Para os desavisados, um avanço de 5,6% na produção industrial em relação a março, e um crescimento interanual de 18,3% do varejo não parecem pouca coisa. Ribeiro explica, entretanto, que o mês de abril de 2022 foi o início do grande lockdown em Xangai, fazendo a atividade despencar, o que significa uma base comparativa muito favorável para abril deste ano. “O resultado da produção industrial foi metade do que o mercado esperava. Ou seja, foi uma ducha de água fria”, afirma. Na semana passada, o mesmo aconteceu com o mercado de crédito. A concessão de crédito amplo foi de 1,2 trilhão de renminbis (RMB), enquanto o mercado esperava um número em torno de RMB 2 trilhões. “Em termos interanuais, foi um crescimento de 29,1%, mas em abril do ano passado o resultado tinha se aproximado de -50% na mesma comparação interanual”, diz. A construção civil, que em meses anteriores já demonstrava indicadores fracos pelo lado da oferta, também começou a dar sinais de enfraquecimento da demanda. “Levando em conta a importância desse setor para a atividade chinesa, é como enxergar um freio a um crescimento mais sustentado nos próximos meses”, diz Ribeiro. O pesquisador mantém sua projeção de crescimento do PIB chinês em 5,7% para este ano, lembrando que seus cálculos sempre refletiram cautela na reação da economia da China. “Mas agora vemos uma desidratação das estimativas mais otimistas”, afirma. 

China: Produção industrial vs. Varejo real (2019.T4 = 100)

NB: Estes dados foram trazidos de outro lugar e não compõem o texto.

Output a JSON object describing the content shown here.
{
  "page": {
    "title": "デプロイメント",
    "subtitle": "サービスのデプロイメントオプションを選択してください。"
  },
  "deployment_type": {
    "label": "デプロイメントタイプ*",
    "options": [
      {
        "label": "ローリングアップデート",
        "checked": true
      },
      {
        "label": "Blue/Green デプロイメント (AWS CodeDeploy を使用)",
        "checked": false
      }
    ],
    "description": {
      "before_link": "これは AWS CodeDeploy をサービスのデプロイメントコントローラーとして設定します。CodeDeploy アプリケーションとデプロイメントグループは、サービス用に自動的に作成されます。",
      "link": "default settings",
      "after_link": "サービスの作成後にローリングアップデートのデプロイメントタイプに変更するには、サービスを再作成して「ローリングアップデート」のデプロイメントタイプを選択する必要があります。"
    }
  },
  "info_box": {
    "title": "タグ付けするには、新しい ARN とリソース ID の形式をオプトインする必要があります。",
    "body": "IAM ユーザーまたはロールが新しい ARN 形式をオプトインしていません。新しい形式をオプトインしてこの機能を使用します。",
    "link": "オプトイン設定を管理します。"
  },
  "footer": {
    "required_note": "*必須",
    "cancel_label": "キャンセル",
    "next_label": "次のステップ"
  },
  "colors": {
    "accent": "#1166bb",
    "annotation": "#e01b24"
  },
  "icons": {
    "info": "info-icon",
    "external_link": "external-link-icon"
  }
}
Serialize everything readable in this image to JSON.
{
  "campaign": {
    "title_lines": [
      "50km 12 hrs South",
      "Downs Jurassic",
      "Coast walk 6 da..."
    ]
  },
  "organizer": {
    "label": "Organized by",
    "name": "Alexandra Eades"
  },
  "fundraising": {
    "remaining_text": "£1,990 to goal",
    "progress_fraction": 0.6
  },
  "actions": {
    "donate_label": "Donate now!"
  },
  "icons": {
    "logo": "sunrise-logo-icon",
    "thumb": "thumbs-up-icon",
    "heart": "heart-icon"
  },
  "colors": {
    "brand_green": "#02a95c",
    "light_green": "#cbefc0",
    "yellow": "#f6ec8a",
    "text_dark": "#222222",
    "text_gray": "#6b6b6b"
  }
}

Fonte: NBS. Elaboração: BRCG.

No âmbito doméstico, Ribeiro avalia que a reação inicial do mercado quanto às mudanças de política de preços da Petrobras foi moderada. “No caso da regra fiscal, observa-se uma busca frenética por notícias positivas”, avalia. “Parece-me que os analistas estão tomando as concessões feitas no texto do relator - especificamente no caso da ampliação de gatilhos em caso de descumprimento da meta de resultado primário - como redução de incertezas quanto a um cenário pior, sem destacar, entretanto, pontos em contra do parecer”, afirma. Ribeiro se refere à previsão de um aumento dos gastos previstos para 2024 - que equivale às despesas primárias estabelecidas na LOA de 2023, descontando as exceções previstas no texto, com correção pelo IPCA, somado a um crescimento real de 2,5%. Além da manutenção do trecho original que incorpora ao teto o valor do bônus de investimento de 2023, em torno de R$ 23 bilhões. “Além disso, o texto desenha um cenário meio difuso, que flexibiliza o teto”, diz, indicando que, ao iniciar o acionamento dos primeiros gatilhos, e se demonstrar que não haverá comprometimento na obtenção da meta, o governo pode apresentara um projeto de lei complementar fazendo o acerto de contas, liberando os limites de pagamentos e movimentações. “Para fazer qualquer avaliação mais consistente, é preciso esperar o texto que sairá do Congresso, de onde ainda é impossível prever o que sairá”, pondera.

DXY (USD vs. G7)


Fonte: Bloomberg.

Ribeiro ressalta, entretanto, que em se tratando de câmbio a maior parte da atenção deve ficar concentrada no cenário externo. “Quando o tema é analisar a dinâmica cambial, temos um cacoete de superestimar a importância das variáveis domésticas, e não é assim. No comportamento da moeda, o mundo é quem determina; a dinâmica doméstica só tempera”, ilustra. E, nesse caso, Ribeiro diz que o próximo mês será ditado por dois vetores antagônicos. O primeiro, já mencionado, é o comportamento da economia chinesa e seu efeito especialmente nas economias mais dependentes da exportação de commodities. “A segunda frente são as dúvidas sobre o comportamento relativo da dinâmica monetária de Estados Unidos e Europa”, afirma, citando os diferentes estágios de ambas as economias em seu trajeto de política monetária, com os Estados Unidos mais próximos de concluir o processo de alta dos juros básicos. “Quando observamos o comportamento recente do DXY, que é o dólar no mundo, existe claramente um espelho euro-dólar, com um alinhamento favorável ao enfraquecimento do dólar - o que tem ajudado as moedas de maneira geral”, diz. “Mas a evolução dessa dinâmica deverá ser reavaliada com a próxima rodada de discussão de política monetária pelos bancos centrais - FED e Banco Central Europeu -, em junho”, afirma o pesquisador do IBRE.